Syntaxe métatonale et analyse du sonore

Par Williams Montesinos

Cinq entités constituent la syntaxe du discours métatonal ; elles sont liées de diverses façons, mais toutes coexistent dans les rapports harmoniques/mélodiques nécessaires pour articuler la constante essentielle qui est en soi le mouvement du matériau :

e = ensemble restreint du matériel diatonique et de ses modèles dérivés.

E = ensemble total chromatique

C = fréquence de changement

H = intensité de l’harmonie statique (invariant harmonique)

h = intensité de l’harmonie dynamique (variant mélodique)

ε = constante du mouvement de la matière

La conception métatonale fonde son dynamisme sur le basculement entre la valeur maximale et la valeur minimale de l’entité « C » (fréquence de changement) celles-ci sont activées par l’intensité de l’harmonie dynamique « h » et de l’harmonie statique « H » déclenchant les rapports harmonie-mélodie.

On remarquera que, même si je lis ou écris une pièce dans laquelle ne se trouve qu’une ligne mélodique, et quel que soit le matériel utilisé, cette ligne n’a pas renoncé à l’harmonie h, bien qu’on ne puisse parler d’Harmonie H. Autrement dit, on peut parler d’harmonie de n’importe quelle œuvre musicale. C’est ce qu’autorise notre distinction entre Harmonie statique et harmonie dynamique. Lorsqu’on opposait une simple mélodie à un morceau harmonisé, orchestré, c’est que l’on ne pensait qu’en termes d’Harmonie statique. L’harmonie dynamique réside dans la structure de cette mélodie [pp. 139-140]

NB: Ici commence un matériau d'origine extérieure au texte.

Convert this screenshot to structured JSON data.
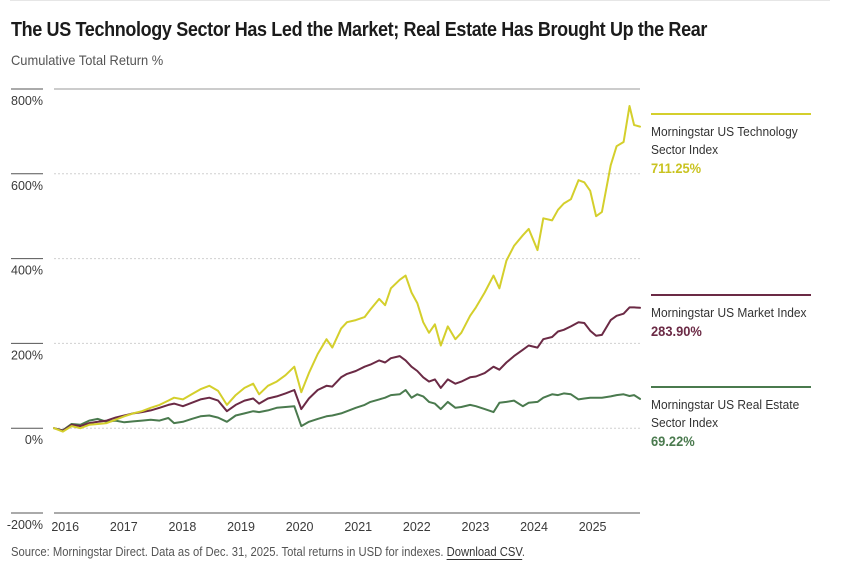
{
  "header": {
    "title": "The US Technology Sector Has Led the Market; Real Estate Has Brought Up the Rear",
    "subtitle": "Cumulative Total Return %"
  },
  "footer": {
    "source_text": "Source: Morningstar Direct. Data as of Dec. 31, 2025. Total returns in USD for indexes.",
    "download_link": "Download CSV",
    "trailing": "."
  },
  "legend": [
    {
      "name_line1": "Morningstar US Technology",
      "name_line2": "Sector Index",
      "value": "711.25%",
      "color": "#d4cf2c"
    },
    {
      "name_line1": "Morningstar US Market Index",
      "name_line2": "",
      "value": "283.90%",
      "color": "#6b2a45"
    },
    {
      "name_line1": "Morningstar US Real Estate",
      "name_line2": "Sector Index",
      "value": "69.22%",
      "color": "#4a7a4e"
    }
  ],
  "chart_data": {
    "type": "line",
    "title": "The US Technology Sector Has Led the Market; Real Estate Has Brought Up the Rear",
    "subtitle": "Cumulative Total Return %",
    "xlabel": "",
    "ylabel": "Cumulative Total Return %",
    "xlim": [
      2016.0,
      2026.0
    ],
    "ylim": [
      -200,
      800
    ],
    "y_ticks": [
      800,
      600,
      400,
      200,
      0,
      -200
    ],
    "y_tick_labels": [
      "800%",
      "600%",
      "400%",
      "200%",
      "0%",
      "-200%"
    ],
    "x_ticks": [
      2016,
      2017,
      2018,
      2019,
      2020,
      2021,
      2022,
      2023,
      2024,
      2025
    ],
    "x_tick_labels": [
      "2016",
      "2017",
      "2018",
      "2019",
      "2020",
      "2021",
      "2022",
      "2023",
      "2024",
      "2025"
    ],
    "grid": "horizontal-dotted",
    "legend_placement": "right",
    "series": [
      {
        "name": "Morningstar US Technology Sector Index",
        "color": "#d4cf2c",
        "final_value": 711.25,
        "x": [
          2016.0,
          2016.15,
          2016.3,
          2016.45,
          2016.6,
          2016.75,
          2016.9,
          2017.05,
          2017.2,
          2017.35,
          2017.5,
          2017.65,
          2017.8,
          2017.95,
          2018.05,
          2018.2,
          2018.35,
          2018.5,
          2018.65,
          2018.8,
          2018.95,
          2019.1,
          2019.25,
          2019.4,
          2019.5,
          2019.65,
          2019.8,
          2019.95,
          2020.1,
          2020.22,
          2020.35,
          2020.5,
          2020.65,
          2020.75,
          2020.9,
          2021.0,
          2021.15,
          2021.3,
          2021.4,
          2021.55,
          2021.65,
          2021.75,
          2021.9,
          2022.0,
          2022.1,
          2022.2,
          2022.3,
          2022.4,
          2022.5,
          2022.6,
          2022.72,
          2022.85,
          2022.95,
          2023.1,
          2023.2,
          2023.35,
          2023.5,
          2023.6,
          2023.72,
          2023.85,
          2024.0,
          2024.1,
          2024.25,
          2024.35,
          2024.5,
          2024.6,
          2024.7,
          2024.82,
          2024.95,
          2025.05,
          2025.15,
          2025.25,
          2025.35,
          2025.5,
          2025.6,
          2025.72,
          2025.82,
          2025.9,
          2026.0
        ],
        "values": [
          0,
          -8,
          5,
          0,
          8,
          10,
          12,
          20,
          28,
          35,
          40,
          48,
          55,
          65,
          72,
          68,
          80,
          92,
          100,
          88,
          55,
          78,
          95,
          105,
          80,
          100,
          110,
          125,
          145,
          85,
          130,
          175,
          210,
          190,
          235,
          250,
          255,
          262,
          280,
          305,
          290,
          330,
          350,
          360,
          320,
          295,
          250,
          225,
          245,
          195,
          240,
          210,
          225,
          265,
          285,
          320,
          360,
          330,
          395,
          430,
          455,
          470,
          420,
          495,
          490,
          515,
          530,
          540,
          585,
          580,
          560,
          500,
          510,
          620,
          665,
          675,
          760,
          715,
          711.25
        ]
      },
      {
        "name": "Morningstar US Market Index",
        "color": "#6b2a45",
        "final_value": 283.9,
        "x": [
          2016.0,
          2016.15,
          2016.3,
          2016.45,
          2016.6,
          2016.75,
          2016.9,
          2017.05,
          2017.2,
          2017.35,
          2017.5,
          2017.65,
          2017.8,
          2017.95,
          2018.05,
          2018.2,
          2018.35,
          2018.5,
          2018.65,
          2018.8,
          2018.95,
          2019.1,
          2019.25,
          2019.4,
          2019.5,
          2019.65,
          2019.8,
          2019.95,
          2020.1,
          2020.22,
          2020.35,
          2020.5,
          2020.65,
          2020.75,
          2020.9,
          2021.0,
          2021.15,
          2021.3,
          2021.4,
          2021.55,
          2021.65,
          2021.75,
          2021.9,
          2022.0,
          2022.1,
          2022.2,
          2022.3,
          2022.4,
          2022.5,
          2022.6,
          2022.72,
          2022.85,
          2022.95,
          2023.1,
          2023.2,
          2023.35,
          2023.5,
          2023.6,
          2023.72,
          2023.85,
          2024.0,
          2024.1,
          2024.25,
          2024.35,
          2024.5,
          2024.6,
          2024.7,
          2024.82,
          2024.95,
          2025.05,
          2025.15,
          2025.25,
          2025.35,
          2025.5,
          2025.6,
          2025.72,
          2025.82,
          2025.9,
          2026.0
        ],
        "values": [
          0,
          -6,
          8,
          5,
          12,
          15,
          18,
          25,
          30,
          35,
          38,
          42,
          48,
          55,
          58,
          52,
          60,
          68,
          72,
          65,
          40,
          55,
          65,
          70,
          58,
          70,
          75,
          82,
          90,
          45,
          70,
          90,
          100,
          98,
          120,
          128,
          135,
          145,
          150,
          160,
          155,
          165,
          170,
          160,
          145,
          135,
          120,
          110,
          115,
          95,
          115,
          105,
          110,
          120,
          122,
          130,
          145,
          138,
          155,
          170,
          185,
          195,
          190,
          210,
          215,
          228,
          232,
          240,
          250,
          248,
          230,
          218,
          220,
          255,
          265,
          270,
          285,
          285,
          283.9
        ]
      },
      {
        "name": "Morningstar US Real Estate Sector Index",
        "color": "#4a7a4e",
        "final_value": 69.22,
        "x": [
          2016.0,
          2016.15,
          2016.3,
          2016.45,
          2016.6,
          2016.75,
          2016.9,
          2017.05,
          2017.2,
          2017.35,
          2017.5,
          2017.65,
          2017.8,
          2017.95,
          2018.05,
          2018.2,
          2018.35,
          2018.5,
          2018.65,
          2018.8,
          2018.95,
          2019.1,
          2019.25,
          2019.4,
          2019.5,
          2019.65,
          2019.8,
          2019.95,
          2020.1,
          2020.22,
          2020.35,
          2020.5,
          2020.65,
          2020.75,
          2020.9,
          2021.0,
          2021.15,
          2021.3,
          2021.4,
          2021.55,
          2021.65,
          2021.75,
          2021.9,
          2022.0,
          2022.1,
          2022.2,
          2022.3,
          2022.4,
          2022.5,
          2022.6,
          2022.72,
          2022.85,
          2022.95,
          2023.1,
          2023.2,
          2023.35,
          2023.5,
          2023.6,
          2023.72,
          2023.85,
          2024.0,
          2024.1,
          2024.25,
          2024.35,
          2024.5,
          2024.6,
          2024.7,
          2024.82,
          2024.95,
          2025.05,
          2025.15,
          2025.25,
          2025.35,
          2025.5,
          2025.6,
          2025.72,
          2025.82,
          2025.9,
          2026.0
        ],
        "values": [
          0,
          -5,
          10,
          8,
          18,
          22,
          15,
          18,
          14,
          16,
          18,
          20,
          18,
          24,
          12,
          15,
          22,
          28,
          30,
          25,
          15,
          30,
          35,
          40,
          38,
          42,
          48,
          50,
          52,
          5,
          15,
          22,
          28,
          30,
          35,
          40,
          48,
          55,
          62,
          68,
          72,
          78,
          80,
          90,
          72,
          80,
          75,
          62,
          58,
          45,
          62,
          48,
          50,
          55,
          52,
          45,
          38,
          60,
          62,
          65,
          52,
          60,
          62,
          72,
          80,
          78,
          82,
          80,
          68,
          70,
          72,
          72,
          72,
          75,
          78,
          80,
          76,
          78,
          69.22
        ]
      }
    ]
  }
}
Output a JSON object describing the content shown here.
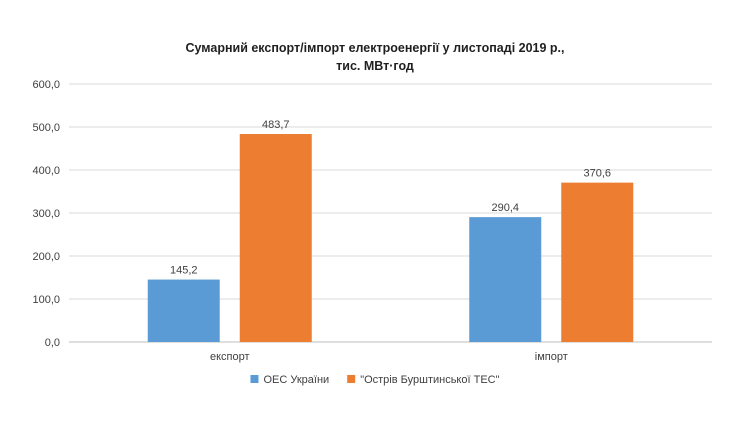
{
  "chart_data": {
    "type": "bar",
    "title_line1": "Сумарний експорт/імпорт електроенергії у листопаді 2019 р.,",
    "title_line2": "тис. МВт·год",
    "categories": [
      "експорт",
      "імпорт"
    ],
    "series": [
      {
        "name": "ОЕС України",
        "values": [
          145.2,
          290.4
        ],
        "labels": [
          "145,2",
          "290,4"
        ],
        "color": "#5b9bd5"
      },
      {
        "name": "\"Острів Бурштинської ТЕС\"",
        "values": [
          483.7,
          370.6
        ],
        "labels": [
          "483,7",
          "370,6"
        ],
        "color": "#ed7d31"
      }
    ],
    "yticks": [
      0,
      100,
      200,
      300,
      400,
      500,
      600
    ],
    "ytick_labels": [
      "0,0",
      "100,0",
      "200,0",
      "300,0",
      "400,0",
      "500,0",
      "600,0"
    ],
    "ylim": [
      0,
      600
    ],
    "xlabel": "",
    "ylabel": "",
    "grid": true,
    "legend": "bottom-center"
  }
}
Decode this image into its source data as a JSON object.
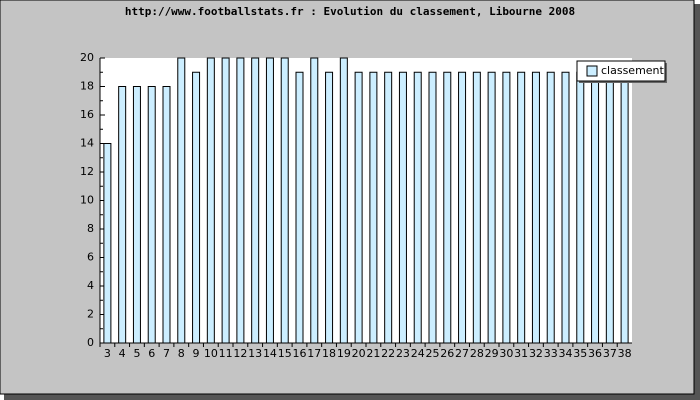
{
  "chart_data": {
    "type": "bar",
    "title": "http://www.footballstats.fr : Evolution du classement, Libourne 2008",
    "categories": [
      "3",
      "4",
      "5",
      "6",
      "7",
      "8",
      "9",
      "10",
      "11",
      "12",
      "13",
      "14",
      "15",
      "16",
      "17",
      "18",
      "19",
      "20",
      "21",
      "22",
      "23",
      "24",
      "25",
      "26",
      "27",
      "28",
      "29",
      "30",
      "31",
      "32",
      "33",
      "34",
      "35",
      "36",
      "37",
      "38"
    ],
    "series": [
      {
        "name": "classement",
        "color": "#cceeff",
        "values": [
          14,
          18,
          18,
          18,
          18,
          20,
          19,
          20,
          20,
          20,
          20,
          20,
          20,
          19,
          20,
          19,
          20,
          19,
          19,
          19,
          19,
          19,
          19,
          19,
          19,
          19,
          19,
          19,
          19,
          19,
          19,
          19,
          19,
          19,
          19,
          19
        ]
      }
    ],
    "ylim": [
      0,
      20
    ],
    "yticks": [
      0,
      2,
      4,
      6,
      8,
      10,
      12,
      14,
      16,
      18,
      20
    ],
    "legend": "upper right"
  }
}
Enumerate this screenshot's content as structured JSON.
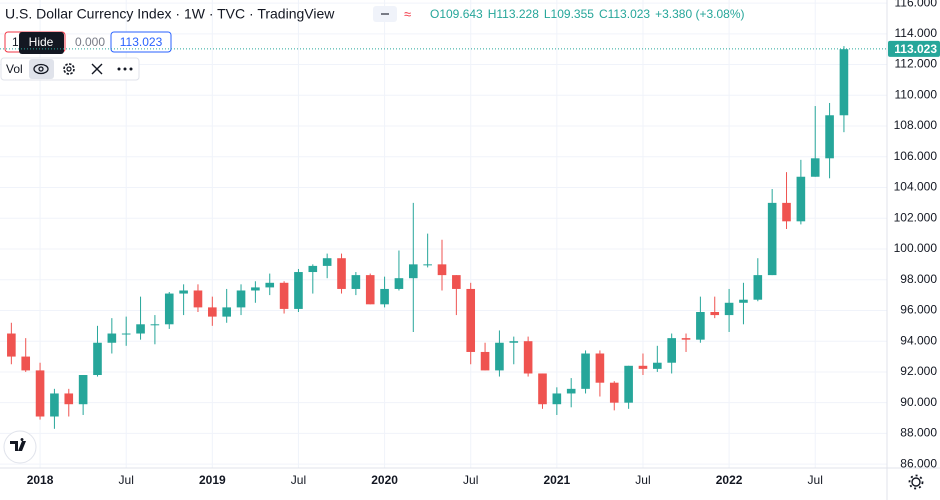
{
  "chart_data": {
    "type": "candlestick",
    "title": "U.S. Dollar Currency Index · 1W · TVC · TradingView",
    "legend": {
      "open": "O109.643",
      "high": "H113.228",
      "low": "L109.355",
      "close": "C113.023",
      "change": "+3.380 (+3.08%)"
    },
    "indicator": {
      "input": "1",
      "value": "0.000",
      "name": "Vol",
      "tooltip": "Hide"
    },
    "last_price": 113.023,
    "up_color": "#26a69a",
    "down_color": "#ef5350",
    "grid": true,
    "x": [
      "2017-11",
      "2017-12",
      "2018-01",
      "2018-02",
      "2018-03",
      "2018-04",
      "2018-05",
      "2018-06",
      "2018-07",
      "2018-08",
      "2018-09",
      "2018-10",
      "2018-11",
      "2018-12",
      "2019-01",
      "2019-02",
      "2019-03",
      "2019-04",
      "2019-05",
      "2019-06",
      "2019-07",
      "2019-08",
      "2019-09",
      "2019-10",
      "2019-11",
      "2019-12",
      "2020-01",
      "2020-02",
      "2020-03",
      "2020-04",
      "2020-05",
      "2020-06",
      "2020-07",
      "2020-08",
      "2020-09",
      "2020-10",
      "2020-11",
      "2020-12",
      "2021-01",
      "2021-02",
      "2021-03",
      "2021-04",
      "2021-05",
      "2021-06",
      "2021-07",
      "2021-08",
      "2021-09",
      "2021-10",
      "2021-11",
      "2021-12",
      "2022-01",
      "2022-02",
      "2022-03",
      "2022-04",
      "2022-05",
      "2022-06",
      "2022-07",
      "2022-08",
      "2022-09"
    ],
    "open": [
      94.5,
      93.0,
      92.1,
      89.1,
      90.6,
      89.9,
      91.8,
      93.9,
      94.5,
      94.5,
      95.1,
      95.1,
      97.1,
      97.3,
      96.2,
      95.6,
      96.2,
      97.3,
      97.5,
      97.8,
      96.1,
      98.5,
      98.9,
      99.4,
      97.4,
      98.3,
      96.4,
      97.4,
      98.1,
      99.0,
      99.0,
      98.3,
      97.4,
      93.3,
      92.1,
      93.9,
      94.0,
      91.9,
      89.9,
      90.6,
      90.9,
      93.2,
      91.3,
      90.0,
      92.4,
      92.2,
      92.6,
      94.2,
      94.1,
      95.9,
      95.7,
      96.5,
      96.7,
      98.3,
      103.0,
      101.8,
      104.7,
      105.9,
      108.7
    ],
    "high": [
      95.2,
      94.2,
      92.6,
      90.9,
      90.9,
      91.8,
      95.0,
      95.5,
      95.6,
      96.9,
      95.7,
      97.2,
      97.7,
      97.7,
      96.9,
      97.4,
      97.7,
      97.9,
      98.4,
      97.9,
      98.7,
      99.0,
      99.7,
      99.7,
      98.5,
      98.4,
      98.2,
      99.9,
      103.0,
      101.0,
      100.6,
      98.3,
      97.8,
      93.9,
      94.7,
      94.3,
      94.3,
      91.9,
      91.0,
      91.6,
      93.4,
      93.4,
      91.4,
      92.4,
      93.2,
      93.7,
      94.5,
      94.5,
      96.9,
      96.9,
      97.4,
      97.8,
      99.4,
      103.9,
      105.0,
      105.8,
      109.3,
      109.5,
      113.2
    ],
    "low": [
      92.5,
      92.0,
      88.9,
      88.3,
      89.1,
      89.2,
      91.7,
      93.2,
      93.7,
      94.1,
      93.8,
      94.8,
      95.7,
      95.9,
      95.0,
      95.2,
      95.7,
      96.5,
      97.0,
      95.8,
      95.9,
      97.1,
      98.1,
      97.1,
      97.0,
      96.4,
      96.2,
      97.3,
      94.6,
      98.8,
      97.3,
      95.7,
      92.5,
      92.1,
      91.7,
      92.5,
      91.7,
      89.6,
      89.2,
      89.7,
      90.6,
      90.4,
      89.5,
      89.6,
      91.8,
      92.0,
      91.9,
      93.3,
      93.9,
      95.5,
      94.6,
      95.1,
      96.6,
      98.3,
      101.3,
      101.6,
      104.7,
      104.6,
      107.6
    ],
    "close": [
      93.0,
      92.1,
      89.1,
      90.6,
      89.9,
      91.8,
      93.9,
      94.5,
      94.5,
      95.1,
      95.1,
      97.1,
      97.3,
      96.2,
      95.6,
      96.2,
      97.3,
      97.5,
      97.8,
      96.1,
      98.5,
      98.9,
      99.4,
      97.4,
      98.3,
      96.4,
      97.4,
      98.1,
      99.0,
      99.0,
      98.3,
      97.4,
      93.3,
      92.1,
      93.9,
      94.0,
      91.9,
      89.9,
      90.6,
      90.9,
      93.2,
      91.3,
      90.0,
      92.4,
      92.2,
      92.6,
      94.2,
      94.1,
      95.9,
      95.7,
      96.5,
      96.7,
      98.3,
      103.0,
      101.8,
      104.7,
      105.9,
      108.7,
      113.0
    ],
    "xlim": [
      "2017-10",
      "2022-12"
    ],
    "xticks": [
      {
        "value": "2018-01",
        "label": "2018"
      },
      {
        "value": "2018-07",
        "label": "Jul"
      },
      {
        "value": "2019-01",
        "label": "2019"
      },
      {
        "value": "2019-07",
        "label": "Jul"
      },
      {
        "value": "2020-01",
        "label": "2020"
      },
      {
        "value": "2020-07",
        "label": "Jul"
      },
      {
        "value": "2021-01",
        "label": "2021"
      },
      {
        "value": "2021-07",
        "label": "Jul"
      },
      {
        "value": "2022-01",
        "label": "2022"
      },
      {
        "value": "2022-07",
        "label": "Jul"
      }
    ],
    "ylim": [
      85.75,
      116.2
    ],
    "yticks": [
      {
        "value": 86,
        "label": "86.000"
      },
      {
        "value": 88,
        "label": "88.000"
      },
      {
        "value": 90,
        "label": "90.000"
      },
      {
        "value": 92,
        "label": "92.000"
      },
      {
        "value": 94,
        "label": "94.000"
      },
      {
        "value": 96,
        "label": "96.000"
      },
      {
        "value": 98,
        "label": "98.000"
      },
      {
        "value": 100,
        "label": "100.000"
      },
      {
        "value": 102,
        "label": "102.000"
      },
      {
        "value": 104,
        "label": "104.000"
      },
      {
        "value": 106,
        "label": "106.000"
      },
      {
        "value": 108,
        "label": "108.000"
      },
      {
        "value": 110,
        "label": "110.000"
      },
      {
        "value": 112,
        "label": "112.000"
      },
      {
        "value": 114,
        "label": "114.000"
      },
      {
        "value": 116,
        "label": "116.000"
      }
    ]
  }
}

Ainsi, le mouvement musical selon BALLIF s’active à partir des inégalités harmoniques et mélodiques, les échanges entre l’ensemble du total chromatique « E » (point de vue de la liberté mélodique) et « h » (point de vue de la libération harmonique). Cependant, une fois cernée cette constatation, deux choses restent à considérer :

a) Le mouvement massique duodécatonal des structures fixes, où l’harmonie dynamique « h » tend à se confondre avec l’harmonie statique « H » et que nous associons à un état d’homogénéisation  

b) La présence d’un mouvement linéaire avec absence de points de structures. Ici « h » tend à se confondre avec « E » et que nous associons à un état d’ hétérogénéisation.

Pour éviter ces deux cas de figure extrêmes, BALLIF nous propose alors ce point d’équilibre et clé de voûte d’un original « modèle de sagesse » du mouvemenle concept universel d’invariance (*).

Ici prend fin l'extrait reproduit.